我在一个冰球网站上搜索了他们的溜冰鞋名称和价格,并将其写入 CSV 文件。唯一的问题是,当我将其写入 CSV 时,名称列(列为 Gear)和价格列的行未对齐。它是:
- 齿轮名称1
- 行Space
- 价格
- 行Space
- 装备名称2
最好将齿轮和价格行彼此相邻对齐。如果有帮助的话,我还附上了 link 到 CSV 图片。
import requests
from bs4 import BeautifulSoup as Soup
webpage_response = requests.get('https://www.purehockey.com/c/ice-hockey-skates-senior?')
webpage = (webpage_response.content)
parser = Soup(webpage, 'html.parser')
filename = "gear.csv"
f = open(filename, "w")
headers = "Gear, Price"
f.write(headers)
for gear in parser.find_all("div", {"class": "details"}):
gearname = gear.find_all("div", {"class": "name"}, "a")
gearnametext = gearname[0].text
gearprice = gear.find_all("div", {"class": "price"}, "a")

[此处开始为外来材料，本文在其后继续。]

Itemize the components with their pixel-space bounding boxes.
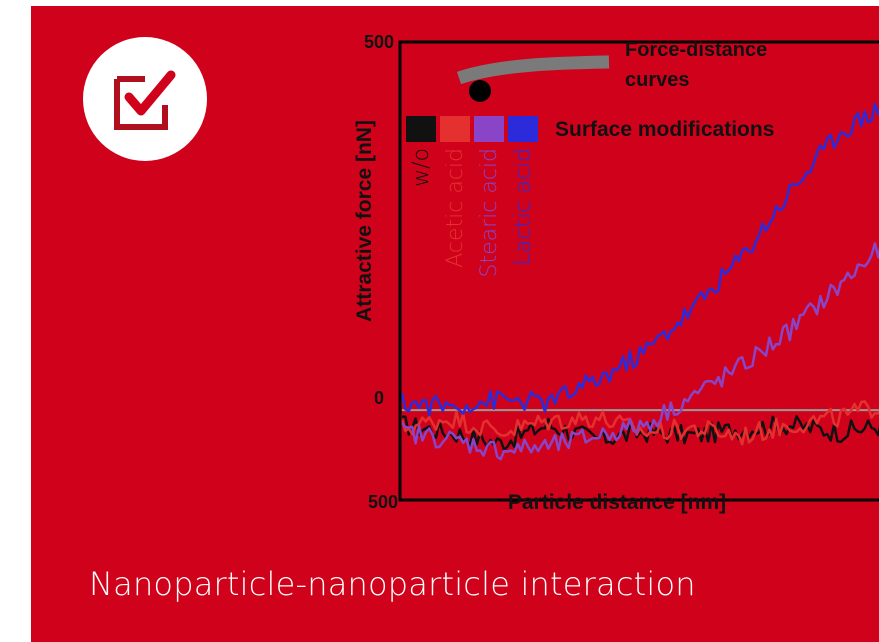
series-line-lactic-acid xyxy=(400,102,879,417)
y-tick-label-top: 500 xyxy=(364,32,394,52)
checkbox-check-icon xyxy=(114,70,176,130)
plot-frame xyxy=(398,40,879,502)
info-card: 500 0 500 Attractive force [nN] Particle… xyxy=(31,6,879,642)
annotation-label-line2: curves xyxy=(625,69,690,91)
y-tick-label-zero: 0 xyxy=(374,388,384,408)
legend-title: Surface modifications xyxy=(555,118,774,141)
annotation-dot xyxy=(469,80,491,102)
legend-label-acetic-acid: Acetic acid xyxy=(443,148,468,268)
series-line-acetic-acid xyxy=(400,400,879,446)
x-axis-label: Particle distance [nm] xyxy=(508,491,726,514)
legend-swatch-stearic-acid xyxy=(474,116,504,142)
legend-swatch-w-o xyxy=(406,116,436,142)
legend-swatch-acetic-acid xyxy=(440,116,470,142)
y-axis-label: Attractive force [nN] xyxy=(353,120,376,322)
force-distance-chart: 500 0 500 Attractive force [nN] Particle… xyxy=(353,32,879,514)
legend-swatch-lactic-acid xyxy=(508,116,538,142)
legend-label-w-o: w/o xyxy=(409,148,434,187)
annotation-label-line1: Force-distance xyxy=(625,39,767,61)
series-line-stearic-acid xyxy=(401,242,879,461)
legend-label-stearic-acid: Stearic acid xyxy=(477,148,502,278)
legend-label-lactic-acid: Lactic acid xyxy=(511,148,536,265)
icon-badge xyxy=(83,37,207,161)
y-tick-label-bottom: 500 xyxy=(368,492,398,512)
caption: Nanoparticle-nanoparticle interaction xyxy=(89,565,696,603)
annotation-pointer xyxy=(456,55,610,85)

gearpricetext = gearprice[0].text
print (gearnametext)
print (gearpricetext)
f.write(gearnametext + "," + gearpricetext)
[不均匀的行是什么样的][1]
[1]: https://i.stack.imgur.com/EG2f2.png
我注意到字符串中有 gearnametext
returns 2\n
。您应该尝试方法 str.replace()
来删除 \n
,它会让您跳转到下一行。尝试:
import requests
from bs4 import BeautifulSoup as Soup
webpage_response = requests.get('https://www.purehockey.com/c/ice-hockey-skates-senior?')
webpage = (webpage_response.content)
parser = Soup(webpage, 'html.parser')
filename = "gear.csv"
f = open(filename, "w")
headers = "Gear, Price"
f.write(headers)
for gear in parser.find_all("div", {"class": "details"}):
gearname = gear.find_all("div", {"class": "name"}, "a")
gearnametext = gearname[0].text.replace('\n','')
gearprice = gear.find_all("div", {"class": "price"}, "a")
gearpricetext = gearprice[0].text
print (gearnametext)
print (gearpricetext)
f.write(gearnametext + "," + gearpricetext)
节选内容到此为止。